50 Cross-examined further, the second defendant testified that the defendants only became aware that the firm had ceased to exist, from a search done in the Registry of Businesses after the commencement of this suit. He denied that the firm's letter dated 21 March 2001 signed by Phang as director, constituted notice to the first defendants that the plaintiffs had taken over the obligations of the firm under the agreement. True, there were other letters written on the firm's letterhead signed by Jeffrey Phang as managing-director but, the second defendant said he did not take notice nor did he know which company the signatory represented. The distinction only came to light after the defendants were sued. He pointed out that the firm continued to write to the first defendants in April 2001, even after the plaintiffs were incorporated. When his attention was drawn to letters which the first defendants had written to the plaintiffs in January 2002 and subsequently, the second defendant explained those letters touched on matters pertaining to payments outstanding on niches sold by the firm, of which he was not aware and which letters the management not he, signed. In any event, Chia Ti Yu (who was not related to him as Phang had alleged) was in charge of accounts, not he.
51 The second defendant explained that the first defendants would never have agreed to the plaintiffs' marketing the niches, which cost totalled $100m when the company's paid-up capital was only $2.00. In the same vein, the management would not have agreed to accept the plaintiffs' undertaking to pay, in the event of buyers' default.
52 Before AsiaCorp was incorporated, another company (WCL Management Pte Ltd) was the marketing agent. The second defendant testified it was the management of the first defendants who appointed him to take charge of marketing. Questioned on AsiaCorp's source of funds, the second defendant revealed that he had his own funeral service business, an IT as well as a trading, company. He pointed out that in the year 2000, AsiaCorp contributed over $1m to the temple whilst he contributed over $2m personally. He and Chia Ti Yu are signatories to cheques issued by AsiaCorp, not by the first defendants. As construction of the columbarium was a joint-venture between the first defendants and two (2) other parties, the second defendant explained that the first defendants are responsible to pay the joint-venture partners (even though its share is only 5%), their portion of profits from sale of niches including cases where payments were still outstanding.
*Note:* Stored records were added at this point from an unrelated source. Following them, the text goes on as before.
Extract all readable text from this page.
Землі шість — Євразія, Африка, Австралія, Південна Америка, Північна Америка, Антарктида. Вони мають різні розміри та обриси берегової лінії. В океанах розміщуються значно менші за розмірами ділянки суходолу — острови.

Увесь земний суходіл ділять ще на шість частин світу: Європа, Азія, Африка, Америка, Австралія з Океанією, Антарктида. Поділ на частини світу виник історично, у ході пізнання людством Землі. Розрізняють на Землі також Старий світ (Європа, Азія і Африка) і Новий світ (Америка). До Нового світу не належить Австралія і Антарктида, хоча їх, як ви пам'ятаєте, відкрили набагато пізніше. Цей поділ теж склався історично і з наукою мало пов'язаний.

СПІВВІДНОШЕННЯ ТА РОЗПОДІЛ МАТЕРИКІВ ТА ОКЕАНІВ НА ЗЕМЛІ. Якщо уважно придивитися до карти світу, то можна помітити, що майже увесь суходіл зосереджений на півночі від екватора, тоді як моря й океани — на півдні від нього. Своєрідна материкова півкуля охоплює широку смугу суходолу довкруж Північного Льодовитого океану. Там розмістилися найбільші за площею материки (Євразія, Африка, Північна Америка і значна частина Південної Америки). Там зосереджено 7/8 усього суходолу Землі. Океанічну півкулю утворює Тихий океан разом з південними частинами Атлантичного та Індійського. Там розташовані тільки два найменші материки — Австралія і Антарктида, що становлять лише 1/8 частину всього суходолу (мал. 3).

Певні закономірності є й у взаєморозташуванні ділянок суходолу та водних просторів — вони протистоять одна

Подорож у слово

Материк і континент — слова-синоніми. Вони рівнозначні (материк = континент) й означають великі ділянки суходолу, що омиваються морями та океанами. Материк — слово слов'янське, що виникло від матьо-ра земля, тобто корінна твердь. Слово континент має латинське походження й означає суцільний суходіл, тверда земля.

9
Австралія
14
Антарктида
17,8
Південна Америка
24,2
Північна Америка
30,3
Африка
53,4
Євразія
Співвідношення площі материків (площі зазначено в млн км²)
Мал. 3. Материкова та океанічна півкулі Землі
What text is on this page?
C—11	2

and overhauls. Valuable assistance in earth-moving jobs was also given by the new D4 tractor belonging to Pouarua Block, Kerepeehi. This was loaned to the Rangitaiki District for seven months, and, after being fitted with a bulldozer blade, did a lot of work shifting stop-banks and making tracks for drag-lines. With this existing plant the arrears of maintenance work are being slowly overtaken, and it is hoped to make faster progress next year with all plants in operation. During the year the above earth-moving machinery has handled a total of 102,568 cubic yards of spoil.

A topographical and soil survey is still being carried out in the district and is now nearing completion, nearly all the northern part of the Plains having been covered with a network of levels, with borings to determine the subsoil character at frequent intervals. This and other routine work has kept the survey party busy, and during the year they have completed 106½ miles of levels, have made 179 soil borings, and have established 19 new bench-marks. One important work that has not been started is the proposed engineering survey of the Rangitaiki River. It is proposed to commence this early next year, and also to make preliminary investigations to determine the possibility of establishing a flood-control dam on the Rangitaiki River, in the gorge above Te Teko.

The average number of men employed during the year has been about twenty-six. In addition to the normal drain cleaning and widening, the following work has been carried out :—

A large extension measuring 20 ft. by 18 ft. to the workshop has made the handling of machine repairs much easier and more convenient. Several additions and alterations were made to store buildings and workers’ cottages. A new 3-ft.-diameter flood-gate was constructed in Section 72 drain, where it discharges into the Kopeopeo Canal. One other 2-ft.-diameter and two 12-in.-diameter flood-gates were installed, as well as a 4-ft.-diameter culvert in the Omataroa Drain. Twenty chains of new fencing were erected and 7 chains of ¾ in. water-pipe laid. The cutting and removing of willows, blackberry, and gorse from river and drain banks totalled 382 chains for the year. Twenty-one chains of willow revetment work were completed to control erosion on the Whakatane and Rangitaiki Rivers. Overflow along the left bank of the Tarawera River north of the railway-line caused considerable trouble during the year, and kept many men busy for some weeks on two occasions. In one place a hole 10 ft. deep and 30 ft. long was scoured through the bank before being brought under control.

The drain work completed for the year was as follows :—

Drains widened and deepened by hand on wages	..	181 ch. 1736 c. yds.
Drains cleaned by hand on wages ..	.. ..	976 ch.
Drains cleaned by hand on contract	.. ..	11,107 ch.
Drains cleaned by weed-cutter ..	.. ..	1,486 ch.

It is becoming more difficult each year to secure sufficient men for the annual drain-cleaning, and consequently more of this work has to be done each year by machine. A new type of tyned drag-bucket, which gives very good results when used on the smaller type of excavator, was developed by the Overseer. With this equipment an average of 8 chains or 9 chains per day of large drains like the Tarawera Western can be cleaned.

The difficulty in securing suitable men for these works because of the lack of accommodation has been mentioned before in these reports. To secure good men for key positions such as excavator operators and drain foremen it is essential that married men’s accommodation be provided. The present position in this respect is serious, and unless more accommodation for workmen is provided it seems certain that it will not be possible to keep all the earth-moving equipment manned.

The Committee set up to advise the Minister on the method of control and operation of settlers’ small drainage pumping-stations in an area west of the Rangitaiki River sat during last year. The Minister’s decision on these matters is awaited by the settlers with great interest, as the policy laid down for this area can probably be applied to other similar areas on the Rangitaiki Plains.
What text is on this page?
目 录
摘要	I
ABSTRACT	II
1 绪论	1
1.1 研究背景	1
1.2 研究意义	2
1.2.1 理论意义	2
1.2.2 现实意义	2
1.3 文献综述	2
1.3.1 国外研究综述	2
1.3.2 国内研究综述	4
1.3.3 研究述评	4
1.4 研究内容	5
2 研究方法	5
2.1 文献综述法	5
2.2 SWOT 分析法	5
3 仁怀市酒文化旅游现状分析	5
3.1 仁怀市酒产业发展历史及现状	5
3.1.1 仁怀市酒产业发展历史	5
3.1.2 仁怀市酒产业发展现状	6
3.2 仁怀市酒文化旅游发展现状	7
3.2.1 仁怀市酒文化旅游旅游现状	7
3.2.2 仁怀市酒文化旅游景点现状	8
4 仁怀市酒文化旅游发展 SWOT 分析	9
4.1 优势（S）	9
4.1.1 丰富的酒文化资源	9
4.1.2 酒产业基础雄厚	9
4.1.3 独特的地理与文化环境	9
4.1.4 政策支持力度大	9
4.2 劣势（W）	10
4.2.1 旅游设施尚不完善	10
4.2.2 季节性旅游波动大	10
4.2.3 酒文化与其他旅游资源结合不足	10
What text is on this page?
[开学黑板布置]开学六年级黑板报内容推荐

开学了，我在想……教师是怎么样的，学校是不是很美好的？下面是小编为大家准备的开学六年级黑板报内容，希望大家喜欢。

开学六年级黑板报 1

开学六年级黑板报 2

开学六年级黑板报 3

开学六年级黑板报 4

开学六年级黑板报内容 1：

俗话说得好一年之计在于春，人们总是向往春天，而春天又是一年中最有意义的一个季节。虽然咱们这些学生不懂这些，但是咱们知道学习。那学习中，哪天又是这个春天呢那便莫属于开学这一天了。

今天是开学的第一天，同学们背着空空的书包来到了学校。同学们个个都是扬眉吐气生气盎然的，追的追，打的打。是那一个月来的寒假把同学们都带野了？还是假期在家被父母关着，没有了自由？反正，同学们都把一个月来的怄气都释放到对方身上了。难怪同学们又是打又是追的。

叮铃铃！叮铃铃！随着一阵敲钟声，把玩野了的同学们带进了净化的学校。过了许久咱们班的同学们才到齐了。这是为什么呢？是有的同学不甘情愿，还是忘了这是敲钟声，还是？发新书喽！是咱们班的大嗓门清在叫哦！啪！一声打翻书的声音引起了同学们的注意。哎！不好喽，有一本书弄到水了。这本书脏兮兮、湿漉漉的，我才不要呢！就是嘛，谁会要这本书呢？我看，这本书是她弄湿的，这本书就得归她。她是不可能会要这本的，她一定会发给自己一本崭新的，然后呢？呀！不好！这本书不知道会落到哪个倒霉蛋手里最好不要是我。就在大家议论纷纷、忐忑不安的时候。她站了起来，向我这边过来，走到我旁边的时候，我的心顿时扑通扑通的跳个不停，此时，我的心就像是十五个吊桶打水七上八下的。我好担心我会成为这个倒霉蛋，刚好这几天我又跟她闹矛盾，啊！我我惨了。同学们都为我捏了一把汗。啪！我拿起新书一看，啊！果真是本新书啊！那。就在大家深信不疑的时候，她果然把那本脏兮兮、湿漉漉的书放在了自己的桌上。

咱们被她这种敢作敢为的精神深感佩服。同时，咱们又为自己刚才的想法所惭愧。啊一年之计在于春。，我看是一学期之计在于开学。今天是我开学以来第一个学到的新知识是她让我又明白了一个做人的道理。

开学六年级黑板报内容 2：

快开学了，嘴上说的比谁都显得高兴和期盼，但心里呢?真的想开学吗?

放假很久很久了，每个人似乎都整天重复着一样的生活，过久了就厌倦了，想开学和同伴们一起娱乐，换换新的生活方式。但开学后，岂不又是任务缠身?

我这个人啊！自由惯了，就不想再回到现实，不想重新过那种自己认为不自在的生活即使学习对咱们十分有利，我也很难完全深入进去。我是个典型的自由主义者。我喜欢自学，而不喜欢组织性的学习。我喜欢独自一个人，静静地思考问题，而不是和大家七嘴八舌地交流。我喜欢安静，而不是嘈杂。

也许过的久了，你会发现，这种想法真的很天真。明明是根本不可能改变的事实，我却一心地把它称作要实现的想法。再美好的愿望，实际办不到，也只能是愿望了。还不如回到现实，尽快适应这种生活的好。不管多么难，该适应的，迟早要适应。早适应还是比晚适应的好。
53 Although there was no clause in the agreement that the firm would pay the first defendants 10% of the gross sales transacted for using the first defendants' publicity and other materials, the second defendant said the agreement was reached in a meeting by the first defendants' management with Phang, after the agreement was terminated. It did not make sense for the first defendants to pay such a high commission of 40-50% to the firm and still have to bear all the promotion expenses. The second defendant testified he had never seen the CD Rom, which 6,000 copies per month Phang was supposedly to have distributed to his 420,000 members.
54 The second defendant testified there was no reason for efuneral to promote the niches, let alone for Phang to publish a notice to say he (Phang) could give discounts to the public by taking smaller commissions. This was neither allowed nor contemplated under the agreement. The second defendant pointed out that efuneral was not one of the companies (7) listed in the agreement as forming part of the Four Seasons group. The notice also adversely affected the first defendants as, prices for the niches had already been fixed and, there were other agents who were helping the first defendants to promote the niches. Hence, he personally requested efuneral to apologise in the Chinese newspapers. The temple in any case had its own website (www.jile.com.sg), it did not need that of efuneral.
55 The second defendant criticised the firm's agents for using the first defendants' brochures, photocopying half and inserting the agents' names on the other half. The first defendants had spent a lot of money in printing the brochures (which sample the second defendant produced in court) and yet the agents distributed photocopies to HDB housing estates. Worse, the agents did not obtain the brochures from the first defendants but, went to the temple and removed those that were displayed. Yet another breach committed by the agents was, to sell the niches at a discount. Instead of selling at $5,000 per niche, they would sell at $4,500. The second defendant conceded there was no clause in the agreement prohibiting the firm's agents from selling at a discount. However, neither was there a clause which allowed them to do so.
56 As for the termination letter, the second defendant explained he had handed the same personally to Phang and asked for an acknowledgement. Phang said he would sign and return the letter later but never did.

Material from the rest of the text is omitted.